The antigenic relationships of hyaluronidases, bound and free, associated with temperate bacteriophages of group A streptococci were examined with antibody against purified whole phage and with antibody against phage-bound enzyme released by urea and purified to homogeneity. Studies performed by double diffusion in agar (ouchterlony) with antibody against the homologous purified enzyme from a temperate phage of a type 49 streptococcus indicated that the bound and free enzyme gave a single line of identity and that the free hyaluronidase activities in induced lysates of four strains of M type 49 streptococci were immunologically indistinguishable but different from the enzyme in induced lysates of a heterologous type. The four M type 49 strains were from widely different geographical or temporal sources and of different phage subtypes as determined by lyxic patterns. These findings were confirmed in studies that employed a functional assay of enzyme neutralization.

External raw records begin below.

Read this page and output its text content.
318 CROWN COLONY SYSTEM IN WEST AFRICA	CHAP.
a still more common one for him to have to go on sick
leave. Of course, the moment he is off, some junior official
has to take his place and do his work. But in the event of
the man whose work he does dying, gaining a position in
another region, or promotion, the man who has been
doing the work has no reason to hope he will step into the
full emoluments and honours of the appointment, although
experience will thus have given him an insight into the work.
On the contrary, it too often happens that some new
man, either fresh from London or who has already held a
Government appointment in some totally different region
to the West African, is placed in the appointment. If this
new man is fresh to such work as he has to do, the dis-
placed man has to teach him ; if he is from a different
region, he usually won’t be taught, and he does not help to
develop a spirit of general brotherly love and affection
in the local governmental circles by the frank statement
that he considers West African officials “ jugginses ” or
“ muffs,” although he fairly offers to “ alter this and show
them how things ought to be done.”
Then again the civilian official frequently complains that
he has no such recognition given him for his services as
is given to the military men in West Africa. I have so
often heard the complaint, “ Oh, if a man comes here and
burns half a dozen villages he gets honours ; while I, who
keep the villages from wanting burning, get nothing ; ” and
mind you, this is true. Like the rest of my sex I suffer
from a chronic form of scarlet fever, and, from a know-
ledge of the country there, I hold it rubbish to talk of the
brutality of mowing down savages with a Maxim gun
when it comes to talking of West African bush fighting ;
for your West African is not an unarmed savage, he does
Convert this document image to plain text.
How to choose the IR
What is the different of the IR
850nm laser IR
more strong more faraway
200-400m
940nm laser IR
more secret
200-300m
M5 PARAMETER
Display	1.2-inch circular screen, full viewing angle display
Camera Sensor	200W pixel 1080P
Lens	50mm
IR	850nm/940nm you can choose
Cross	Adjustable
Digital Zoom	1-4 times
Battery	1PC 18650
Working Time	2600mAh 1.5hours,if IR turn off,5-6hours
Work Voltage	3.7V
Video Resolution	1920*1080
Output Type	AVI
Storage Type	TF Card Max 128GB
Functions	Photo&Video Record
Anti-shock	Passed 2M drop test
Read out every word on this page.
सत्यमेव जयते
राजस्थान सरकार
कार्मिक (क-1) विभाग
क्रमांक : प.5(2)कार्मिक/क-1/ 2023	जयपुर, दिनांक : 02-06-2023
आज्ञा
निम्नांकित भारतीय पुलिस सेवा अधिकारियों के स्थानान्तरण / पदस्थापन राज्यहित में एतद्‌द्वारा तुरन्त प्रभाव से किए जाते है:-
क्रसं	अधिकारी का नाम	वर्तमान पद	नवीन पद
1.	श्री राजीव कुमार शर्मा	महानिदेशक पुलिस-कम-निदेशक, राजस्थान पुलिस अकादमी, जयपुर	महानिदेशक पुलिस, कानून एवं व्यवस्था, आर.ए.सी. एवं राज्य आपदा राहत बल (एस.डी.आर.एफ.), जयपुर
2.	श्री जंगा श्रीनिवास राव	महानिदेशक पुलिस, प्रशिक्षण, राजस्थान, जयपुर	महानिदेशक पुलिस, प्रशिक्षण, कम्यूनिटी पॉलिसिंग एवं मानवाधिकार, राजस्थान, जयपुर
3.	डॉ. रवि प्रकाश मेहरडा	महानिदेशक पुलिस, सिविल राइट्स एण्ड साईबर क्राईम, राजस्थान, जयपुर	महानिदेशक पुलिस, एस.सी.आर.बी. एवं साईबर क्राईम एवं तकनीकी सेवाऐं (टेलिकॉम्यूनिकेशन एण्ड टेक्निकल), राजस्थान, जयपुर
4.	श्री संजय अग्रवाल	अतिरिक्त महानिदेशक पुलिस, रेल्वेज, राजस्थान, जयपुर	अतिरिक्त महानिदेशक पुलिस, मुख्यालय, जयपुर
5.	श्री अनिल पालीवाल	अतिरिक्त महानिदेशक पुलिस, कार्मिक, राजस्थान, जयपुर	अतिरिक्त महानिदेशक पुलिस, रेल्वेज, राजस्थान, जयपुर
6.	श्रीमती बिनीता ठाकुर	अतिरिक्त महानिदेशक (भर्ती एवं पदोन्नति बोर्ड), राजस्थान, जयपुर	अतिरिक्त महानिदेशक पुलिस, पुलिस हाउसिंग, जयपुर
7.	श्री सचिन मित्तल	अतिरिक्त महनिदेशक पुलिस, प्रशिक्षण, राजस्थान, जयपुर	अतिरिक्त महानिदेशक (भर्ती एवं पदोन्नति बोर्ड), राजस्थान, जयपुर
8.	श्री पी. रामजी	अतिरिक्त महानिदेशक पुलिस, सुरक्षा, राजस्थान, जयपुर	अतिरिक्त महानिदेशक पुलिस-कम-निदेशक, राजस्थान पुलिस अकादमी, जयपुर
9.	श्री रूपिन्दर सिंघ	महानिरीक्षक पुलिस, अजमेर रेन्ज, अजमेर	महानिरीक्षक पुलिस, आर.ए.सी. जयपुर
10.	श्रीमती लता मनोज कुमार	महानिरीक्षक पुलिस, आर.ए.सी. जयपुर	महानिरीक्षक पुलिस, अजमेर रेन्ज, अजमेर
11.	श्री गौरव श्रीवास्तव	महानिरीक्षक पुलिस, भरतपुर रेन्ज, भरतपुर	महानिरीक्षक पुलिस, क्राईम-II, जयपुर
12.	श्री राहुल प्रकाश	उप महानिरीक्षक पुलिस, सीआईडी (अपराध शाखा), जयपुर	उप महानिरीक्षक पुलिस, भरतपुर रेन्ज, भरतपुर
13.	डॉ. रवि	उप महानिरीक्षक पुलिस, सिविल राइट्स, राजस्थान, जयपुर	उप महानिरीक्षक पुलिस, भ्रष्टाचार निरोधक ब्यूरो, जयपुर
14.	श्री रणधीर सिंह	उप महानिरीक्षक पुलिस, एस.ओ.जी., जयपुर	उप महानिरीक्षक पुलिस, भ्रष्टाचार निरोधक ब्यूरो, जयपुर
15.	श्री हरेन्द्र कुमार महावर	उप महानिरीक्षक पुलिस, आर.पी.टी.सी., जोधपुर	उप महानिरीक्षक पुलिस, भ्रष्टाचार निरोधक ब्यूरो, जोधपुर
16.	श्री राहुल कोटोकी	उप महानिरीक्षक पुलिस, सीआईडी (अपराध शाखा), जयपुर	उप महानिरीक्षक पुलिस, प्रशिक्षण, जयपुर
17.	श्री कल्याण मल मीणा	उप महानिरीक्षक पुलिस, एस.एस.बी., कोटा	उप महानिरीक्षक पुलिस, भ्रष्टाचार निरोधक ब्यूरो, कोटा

An immunoglobulin preparation of antiserum against the purified enzyme as well as one against homologous purified whole phage neutralized the hyaluronidase activity produced by induction of the M type 49 strains and present either phage-bound or soluble in phage-free lysates. These immunoglobulin preparations had little effect on the hyaluronidase activities present in phage-lysates of other M types of group A streptococci. Inhibition of propagation of temperate phages by antibody against the purified phage hyaluronidase paralleled the neutralization of phage-associated enzyme activity by this antibody, indicating that antibody to the purified enzyme can inhibit phage infection. Antibody preparations against the purified phage-bound enzyme or against purified whole phage did not neutralize the extracellular hyaluronidase in the supernate of an uninduced culture of M type 4 streptococci. A human serum strongly inhibitory for the extracellular enzyme of this strain or on the purified phage enzyme from an M type 49 strain. The results support the view that the hyaluronidases associated with the temperate bacteriophages from various M types of group A streptococci do not share common antigenic determinants but that an immunological specificity exists that parallels the serologic specificity of the M protein of the host strains.